Addicticide est un nouveau mot que je viens d’inventer, résultant de la contraction de addiction (du latin ad-dicere, la dépendance) et de pesticide (du latin pestis, fléau et caedere, tuer). Il s’agit donc de la dépendance au désir de tuer toute cette vermine, plantes et animaux nuisibles qui endommagent mes cultures.

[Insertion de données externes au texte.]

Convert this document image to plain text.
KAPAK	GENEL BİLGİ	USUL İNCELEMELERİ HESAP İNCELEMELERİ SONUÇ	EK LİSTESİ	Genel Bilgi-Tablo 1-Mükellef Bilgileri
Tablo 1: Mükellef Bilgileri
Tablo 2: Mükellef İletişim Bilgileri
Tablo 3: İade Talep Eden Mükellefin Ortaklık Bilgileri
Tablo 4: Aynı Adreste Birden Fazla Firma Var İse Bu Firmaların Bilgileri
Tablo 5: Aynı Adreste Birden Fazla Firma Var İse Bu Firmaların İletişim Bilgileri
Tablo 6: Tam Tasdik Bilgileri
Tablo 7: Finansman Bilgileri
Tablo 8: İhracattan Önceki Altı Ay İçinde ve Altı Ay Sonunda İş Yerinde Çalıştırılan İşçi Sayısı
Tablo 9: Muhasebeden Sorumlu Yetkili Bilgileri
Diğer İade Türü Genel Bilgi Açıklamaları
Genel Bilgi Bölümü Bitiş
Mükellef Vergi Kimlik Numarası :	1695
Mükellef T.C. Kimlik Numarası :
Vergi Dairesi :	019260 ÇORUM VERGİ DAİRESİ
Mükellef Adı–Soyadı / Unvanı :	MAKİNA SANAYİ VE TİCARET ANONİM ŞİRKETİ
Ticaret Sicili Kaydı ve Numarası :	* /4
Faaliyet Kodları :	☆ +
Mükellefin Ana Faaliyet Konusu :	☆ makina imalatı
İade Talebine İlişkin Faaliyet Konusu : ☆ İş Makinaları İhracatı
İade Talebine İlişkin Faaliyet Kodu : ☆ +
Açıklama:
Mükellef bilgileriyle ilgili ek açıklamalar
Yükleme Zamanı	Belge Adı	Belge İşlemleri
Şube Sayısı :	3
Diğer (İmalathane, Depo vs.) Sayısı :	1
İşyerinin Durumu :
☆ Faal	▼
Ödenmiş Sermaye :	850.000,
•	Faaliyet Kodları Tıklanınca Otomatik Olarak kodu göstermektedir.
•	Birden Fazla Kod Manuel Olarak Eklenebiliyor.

En fait, j’essaie de me soigner, mais c’est bien difficile de sortir d’une addiction lorsque l’on est soutenu par les pouvoirs publics… pour y rester. Il faut dire que la France est, après les Etats-Unis et le Japon, le troisième pays au monde pour la consommation de produits phytosanitaires. On ne peut que se glorifier d’un tel palmarès, presque champions du monde ! Et puis c’est tout de même grâce à ces produits que nous avons pu éliminer tous ces ravageurs des cultures et ainsi moderniser l’agriculture. Bon c’est vrai, on sait maintenant que les praticiens de l’agriculture intensive consomment 93 % du marché national de phytosanitaires et qu’ils sont les premiers à pâtir des risques sur leur santé… alors ça fait réfléchir. Mais les pesticides, c’est tout de même un chiffre d’affaires annuel de près de 2 milliards d’euros en France. Heureusement que les céréaliers, et surtout les viticulteurs, sont là pour épandre tout cela, à raison d’une moyenne de 5 kg de matière active par hectare.
Bien sûr, l’Agence européenne de l’environnement (AEE) publiait début 2013 un rapport qui soulignait les manquements à la réglementation sur les pesticides, avec des risques sanitaires importants, ignorés ou cachés. Encore l’Europe ! Oui, oui les subventions, et alors, c’est un tout autre sujet. Il y a un autre bidule européen, l’Autorité européenne de sécurité des aliments (EFSA), qui donne un avis très sévère sur certains pesticides qui présentent un risque élevé pour les abeilles. Il paraîtrait qu’au niveau mondial, les abeilles rendraient des services dont le montant est estimé à 115 milliards d’euros par an. Mais on n’est pas des éleveurs d’abeilles, nous.
Et puis, en France même, l’Agence nationale de sécurité sanitaire de l’alimentation, de l’environnement et du travail (ANSES), encore un autre bidule, prétend que ses alertes ne sont pas entendues par le ministère de l’agriculture qui aurait autorisé des pesticides dangereux contre les avis scientifiques. Si c’est vrai, on ne peut même plus se remonter le moral avec un coup de pinard : tous les vins contiennent 1 à 9 pesticides différents, sauf les vins bio. Mais bon, pour en sortir de ce système… en Guadeloupe, il faudra attendre sept siècles pour éliminer le chlordécone, le pesticide des bananeraies qui a maintenant contaminé les sols, les légumes et les produits de la pêche…
Ces dernières nuits, j’ai mal dormi. Je me demande, si finalement, je ne serais pas en addiction à une sorte de déraison.